Minister zweifelt an Problembewusstsein

Sieben führende Einzelhandelskonzerne, darunter Aldi, Edeka und Rewe, wollen dem Bericht zufolge am Freitag auf der Landwirtschaftsmesse Grüne Woche in Berlin im Beisein Müllers eine Selbstverpflichtung unterschreiben, mit der sie Erzeugern in Dritte-Welt-Ländern existenzsichernde Preise für Mangos, Bananen oder Kaffee garantieren.

Das sei zwar "ein wichtiger Schritt", sagte Müller, fügte aber hinzu: "Die Kampfpreise, mit denen mancher Lebensmittelhändler in diesen Tagen wirbt, lassen mich am Problembewusstsein zweifeln." Für eine Schauveranstaltung sei er nicht zu haben.
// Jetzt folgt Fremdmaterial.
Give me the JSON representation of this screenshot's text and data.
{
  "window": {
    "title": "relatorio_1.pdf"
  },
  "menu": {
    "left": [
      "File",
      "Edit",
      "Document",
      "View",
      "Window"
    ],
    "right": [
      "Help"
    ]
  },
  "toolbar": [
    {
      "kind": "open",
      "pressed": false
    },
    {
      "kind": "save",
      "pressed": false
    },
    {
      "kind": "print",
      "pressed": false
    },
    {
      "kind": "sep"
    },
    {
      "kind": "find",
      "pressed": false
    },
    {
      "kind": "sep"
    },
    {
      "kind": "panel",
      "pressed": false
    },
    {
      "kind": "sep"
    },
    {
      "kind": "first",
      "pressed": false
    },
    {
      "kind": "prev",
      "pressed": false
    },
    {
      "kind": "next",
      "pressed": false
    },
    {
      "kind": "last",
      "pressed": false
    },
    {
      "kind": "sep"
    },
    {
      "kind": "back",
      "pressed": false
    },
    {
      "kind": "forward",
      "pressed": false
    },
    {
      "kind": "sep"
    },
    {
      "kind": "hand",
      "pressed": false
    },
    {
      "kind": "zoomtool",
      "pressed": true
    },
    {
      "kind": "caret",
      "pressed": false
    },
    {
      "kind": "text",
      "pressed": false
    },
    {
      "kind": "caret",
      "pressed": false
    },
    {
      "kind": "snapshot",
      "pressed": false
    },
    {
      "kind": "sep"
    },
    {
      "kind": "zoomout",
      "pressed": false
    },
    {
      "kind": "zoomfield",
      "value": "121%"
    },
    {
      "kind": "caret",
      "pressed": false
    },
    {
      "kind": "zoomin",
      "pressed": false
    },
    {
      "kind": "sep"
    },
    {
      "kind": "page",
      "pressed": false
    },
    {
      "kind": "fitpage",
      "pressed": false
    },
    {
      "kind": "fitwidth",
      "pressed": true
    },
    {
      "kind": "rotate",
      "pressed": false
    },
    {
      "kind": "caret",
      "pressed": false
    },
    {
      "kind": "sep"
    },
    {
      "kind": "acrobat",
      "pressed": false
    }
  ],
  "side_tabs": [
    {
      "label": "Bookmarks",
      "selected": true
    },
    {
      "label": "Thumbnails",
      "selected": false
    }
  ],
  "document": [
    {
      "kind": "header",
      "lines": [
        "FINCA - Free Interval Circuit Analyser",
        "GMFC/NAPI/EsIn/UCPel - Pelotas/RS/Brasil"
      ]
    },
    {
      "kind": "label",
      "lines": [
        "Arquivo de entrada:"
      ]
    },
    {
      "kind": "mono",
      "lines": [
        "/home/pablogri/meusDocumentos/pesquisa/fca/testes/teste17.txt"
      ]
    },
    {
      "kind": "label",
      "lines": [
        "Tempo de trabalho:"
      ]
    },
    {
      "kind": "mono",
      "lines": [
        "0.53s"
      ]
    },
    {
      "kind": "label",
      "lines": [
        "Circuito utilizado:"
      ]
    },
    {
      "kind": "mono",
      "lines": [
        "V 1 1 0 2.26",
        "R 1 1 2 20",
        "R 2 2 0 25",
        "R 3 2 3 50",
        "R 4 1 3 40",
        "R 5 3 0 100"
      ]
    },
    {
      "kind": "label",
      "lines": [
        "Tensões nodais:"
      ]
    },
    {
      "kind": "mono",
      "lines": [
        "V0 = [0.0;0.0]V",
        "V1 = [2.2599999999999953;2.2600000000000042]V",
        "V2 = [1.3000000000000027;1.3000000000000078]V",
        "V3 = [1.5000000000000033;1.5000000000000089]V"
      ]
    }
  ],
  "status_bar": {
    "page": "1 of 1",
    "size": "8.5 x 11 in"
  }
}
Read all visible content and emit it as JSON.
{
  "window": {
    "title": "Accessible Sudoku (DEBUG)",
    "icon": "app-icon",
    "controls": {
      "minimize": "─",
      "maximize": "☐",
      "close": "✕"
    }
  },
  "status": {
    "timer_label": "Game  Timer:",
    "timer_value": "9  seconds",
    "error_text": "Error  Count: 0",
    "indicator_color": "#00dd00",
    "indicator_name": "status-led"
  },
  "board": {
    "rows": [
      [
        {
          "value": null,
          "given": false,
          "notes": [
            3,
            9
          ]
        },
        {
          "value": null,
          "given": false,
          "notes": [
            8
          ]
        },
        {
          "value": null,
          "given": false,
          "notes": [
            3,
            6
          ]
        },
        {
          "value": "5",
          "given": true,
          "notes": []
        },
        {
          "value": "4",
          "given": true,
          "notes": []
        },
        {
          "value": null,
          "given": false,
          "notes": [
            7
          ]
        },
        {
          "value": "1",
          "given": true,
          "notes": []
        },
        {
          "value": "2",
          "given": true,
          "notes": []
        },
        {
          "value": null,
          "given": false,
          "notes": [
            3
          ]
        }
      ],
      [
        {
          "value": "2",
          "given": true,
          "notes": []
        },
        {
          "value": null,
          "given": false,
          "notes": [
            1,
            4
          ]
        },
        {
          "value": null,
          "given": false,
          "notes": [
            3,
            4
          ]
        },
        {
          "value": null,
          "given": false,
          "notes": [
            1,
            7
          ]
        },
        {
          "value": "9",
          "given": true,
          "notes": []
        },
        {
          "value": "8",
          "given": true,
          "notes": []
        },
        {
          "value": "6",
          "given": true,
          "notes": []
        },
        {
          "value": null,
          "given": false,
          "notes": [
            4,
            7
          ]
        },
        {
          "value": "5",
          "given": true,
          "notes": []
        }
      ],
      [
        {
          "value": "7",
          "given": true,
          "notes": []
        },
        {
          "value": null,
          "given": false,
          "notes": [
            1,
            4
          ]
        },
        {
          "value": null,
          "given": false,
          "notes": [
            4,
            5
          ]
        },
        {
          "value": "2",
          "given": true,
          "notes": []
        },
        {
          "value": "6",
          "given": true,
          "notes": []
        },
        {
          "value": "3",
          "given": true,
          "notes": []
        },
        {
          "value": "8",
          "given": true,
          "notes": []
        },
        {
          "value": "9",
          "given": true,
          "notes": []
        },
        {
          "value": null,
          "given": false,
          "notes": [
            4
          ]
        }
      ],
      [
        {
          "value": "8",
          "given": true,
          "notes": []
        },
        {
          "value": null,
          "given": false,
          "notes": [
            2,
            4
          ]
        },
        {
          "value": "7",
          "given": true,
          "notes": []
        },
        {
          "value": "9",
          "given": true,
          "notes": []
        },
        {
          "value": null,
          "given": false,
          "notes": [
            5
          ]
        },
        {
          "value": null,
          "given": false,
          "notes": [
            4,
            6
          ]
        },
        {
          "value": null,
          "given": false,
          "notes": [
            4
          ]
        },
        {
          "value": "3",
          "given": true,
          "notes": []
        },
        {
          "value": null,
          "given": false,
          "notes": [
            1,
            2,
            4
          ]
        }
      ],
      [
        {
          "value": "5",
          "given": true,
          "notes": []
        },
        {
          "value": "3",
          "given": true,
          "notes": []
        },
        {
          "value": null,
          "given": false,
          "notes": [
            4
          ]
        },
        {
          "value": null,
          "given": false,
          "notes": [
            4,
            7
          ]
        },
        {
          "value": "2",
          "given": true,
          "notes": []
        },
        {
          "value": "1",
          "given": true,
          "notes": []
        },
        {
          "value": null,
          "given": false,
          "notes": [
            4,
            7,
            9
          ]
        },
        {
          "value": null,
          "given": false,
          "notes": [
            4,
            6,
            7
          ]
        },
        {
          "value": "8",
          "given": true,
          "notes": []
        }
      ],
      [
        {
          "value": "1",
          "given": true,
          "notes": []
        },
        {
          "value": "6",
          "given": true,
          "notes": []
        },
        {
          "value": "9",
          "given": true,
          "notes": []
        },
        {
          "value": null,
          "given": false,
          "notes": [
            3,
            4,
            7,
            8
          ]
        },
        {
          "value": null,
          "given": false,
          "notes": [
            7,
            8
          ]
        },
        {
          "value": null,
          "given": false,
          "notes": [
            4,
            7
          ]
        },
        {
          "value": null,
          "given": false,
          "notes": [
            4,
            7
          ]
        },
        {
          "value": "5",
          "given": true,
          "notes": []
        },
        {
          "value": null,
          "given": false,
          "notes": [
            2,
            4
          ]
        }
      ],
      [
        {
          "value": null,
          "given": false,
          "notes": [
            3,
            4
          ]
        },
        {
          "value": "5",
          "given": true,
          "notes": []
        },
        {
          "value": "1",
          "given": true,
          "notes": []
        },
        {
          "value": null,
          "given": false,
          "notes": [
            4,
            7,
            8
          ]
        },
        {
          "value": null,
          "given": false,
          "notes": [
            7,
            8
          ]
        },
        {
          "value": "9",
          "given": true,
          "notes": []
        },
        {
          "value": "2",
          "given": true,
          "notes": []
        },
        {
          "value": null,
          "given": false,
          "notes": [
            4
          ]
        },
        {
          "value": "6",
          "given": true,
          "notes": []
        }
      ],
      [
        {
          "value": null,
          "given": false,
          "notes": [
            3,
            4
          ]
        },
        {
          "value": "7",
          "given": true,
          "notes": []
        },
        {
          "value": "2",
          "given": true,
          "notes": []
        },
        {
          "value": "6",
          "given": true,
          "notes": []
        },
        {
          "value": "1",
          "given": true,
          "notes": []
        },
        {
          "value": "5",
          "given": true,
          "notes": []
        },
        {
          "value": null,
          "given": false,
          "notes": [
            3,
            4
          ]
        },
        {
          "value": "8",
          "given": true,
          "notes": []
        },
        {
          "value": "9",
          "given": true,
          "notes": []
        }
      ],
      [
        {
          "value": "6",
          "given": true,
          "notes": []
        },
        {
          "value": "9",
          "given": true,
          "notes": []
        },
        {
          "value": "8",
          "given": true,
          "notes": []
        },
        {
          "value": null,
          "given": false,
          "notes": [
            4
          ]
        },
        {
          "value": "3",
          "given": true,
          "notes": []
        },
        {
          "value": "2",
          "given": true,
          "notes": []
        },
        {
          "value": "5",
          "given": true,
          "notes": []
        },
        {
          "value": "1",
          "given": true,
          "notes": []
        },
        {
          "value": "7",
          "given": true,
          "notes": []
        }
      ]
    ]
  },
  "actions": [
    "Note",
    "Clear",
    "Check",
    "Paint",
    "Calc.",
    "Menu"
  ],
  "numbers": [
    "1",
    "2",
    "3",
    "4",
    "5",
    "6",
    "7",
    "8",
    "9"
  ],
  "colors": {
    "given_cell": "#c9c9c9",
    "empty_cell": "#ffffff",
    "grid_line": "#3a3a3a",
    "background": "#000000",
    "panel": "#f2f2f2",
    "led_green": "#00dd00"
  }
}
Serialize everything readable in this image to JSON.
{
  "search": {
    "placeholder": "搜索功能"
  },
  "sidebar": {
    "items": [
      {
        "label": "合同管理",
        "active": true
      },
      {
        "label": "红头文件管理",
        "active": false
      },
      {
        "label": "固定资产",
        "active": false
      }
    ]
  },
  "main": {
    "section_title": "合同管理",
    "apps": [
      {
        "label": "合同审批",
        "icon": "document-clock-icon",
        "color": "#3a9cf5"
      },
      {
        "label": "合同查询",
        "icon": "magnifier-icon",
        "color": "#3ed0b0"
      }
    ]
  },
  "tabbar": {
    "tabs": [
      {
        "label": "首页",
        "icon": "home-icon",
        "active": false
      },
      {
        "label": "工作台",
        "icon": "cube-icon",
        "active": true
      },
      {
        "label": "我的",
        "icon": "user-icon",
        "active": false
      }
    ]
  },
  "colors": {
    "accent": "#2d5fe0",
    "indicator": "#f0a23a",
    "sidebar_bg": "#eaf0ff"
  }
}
Um Lieferketten auf eine wirklich faire Grundlage zu stellen, wolle er deshalb mit dem Einzelhandel eine Mindestpreisschwelle beim Einkauf von Bananen in Ecuador oder Kakao in Ghana vereinbaren.

Zusätzlich müsse die Beweiskette umgedreht werden. "Wer mit Dumping-Angeboten lockt und Bananen für 88 Cent oder ein Pfund Kaffee für 2,88 Euro verkauft, wird dem Kunden künftig beweisen müssen, dass da keine Kinderarbeit drinsteckt, sagte Müller. "Geizhandel" führe zu Verarmung, weil den Entwicklungsländern Milliarden an Wertschöpfung entzogen würden.